Historically fascinating post-Beatles mish-mash...
Historically fascinating post-Beatles mish-mash…
Recorded under a hostile gaze – Paul was The Man Who Split The Beatles, after all, and had even sued his bandmates – 1971’s Ram was McCartney’s real return to the pop arena after his demo-faced debut.
The publicity for this latest reissue, full of extras and flummery, calls it “legendary” but it’s not that, just occasionally brilliant and historically fascinating. The main problem for listeners used to the coherence of the Beatles is that, from the brilliant (the anti-Lennon “Too Many People”, the mini-Abbey Road of “Admiral Halsey/Uncle Albert” to the ordinary (the boogie of “Smile Away”, the woogie of “Monkberry Moon Delight”), nothing quite gels. Even the single “Back Seat Of My Car”, which is better than 90% of Let It Be, seems to chase its tail for four minutes.

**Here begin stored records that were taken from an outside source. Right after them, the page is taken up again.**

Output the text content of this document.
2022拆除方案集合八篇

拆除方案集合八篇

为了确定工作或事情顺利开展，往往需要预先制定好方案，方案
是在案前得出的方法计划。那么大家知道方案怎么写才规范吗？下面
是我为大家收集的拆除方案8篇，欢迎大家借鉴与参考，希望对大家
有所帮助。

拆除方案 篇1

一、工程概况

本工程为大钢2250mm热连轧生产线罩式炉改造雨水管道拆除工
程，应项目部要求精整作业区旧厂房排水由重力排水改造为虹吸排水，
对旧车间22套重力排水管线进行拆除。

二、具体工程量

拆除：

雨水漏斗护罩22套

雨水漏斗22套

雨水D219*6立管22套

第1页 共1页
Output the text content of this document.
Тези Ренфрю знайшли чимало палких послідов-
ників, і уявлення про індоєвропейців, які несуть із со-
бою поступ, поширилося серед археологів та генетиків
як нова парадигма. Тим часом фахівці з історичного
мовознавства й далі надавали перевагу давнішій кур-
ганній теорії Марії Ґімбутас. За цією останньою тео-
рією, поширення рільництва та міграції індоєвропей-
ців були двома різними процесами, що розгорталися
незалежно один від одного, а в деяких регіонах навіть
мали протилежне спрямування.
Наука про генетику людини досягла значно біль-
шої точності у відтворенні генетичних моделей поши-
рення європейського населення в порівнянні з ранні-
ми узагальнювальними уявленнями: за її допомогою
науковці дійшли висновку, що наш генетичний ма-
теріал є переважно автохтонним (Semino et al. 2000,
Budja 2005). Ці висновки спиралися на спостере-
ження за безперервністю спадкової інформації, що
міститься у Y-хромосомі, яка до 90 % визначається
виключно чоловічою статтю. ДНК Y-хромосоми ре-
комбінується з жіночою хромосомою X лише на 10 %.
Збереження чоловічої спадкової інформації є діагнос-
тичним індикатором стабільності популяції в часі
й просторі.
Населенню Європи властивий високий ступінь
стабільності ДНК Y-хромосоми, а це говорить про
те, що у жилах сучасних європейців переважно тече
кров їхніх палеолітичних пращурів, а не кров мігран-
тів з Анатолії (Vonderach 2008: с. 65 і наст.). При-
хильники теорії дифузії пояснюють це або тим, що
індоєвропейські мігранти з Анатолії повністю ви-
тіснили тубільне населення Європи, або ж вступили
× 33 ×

That said, separated from its era and the defensiveness (“We believe that we can’t be wrong”) which spawned it, Ram sounds great (the remaster adds nothing) and we don’t have to compare it to Imagine or All Things Must Pass.
EXTRAS: 7/10 This reissue also contains several decent unreleased or rare songs from the period, as well as the single “Another Day” (subject of Lennon’s imminent ire in “How Do You Sleep”), but also the bizarrely great Thrillington album, McCartney’s 1997 orchestral version of Ram.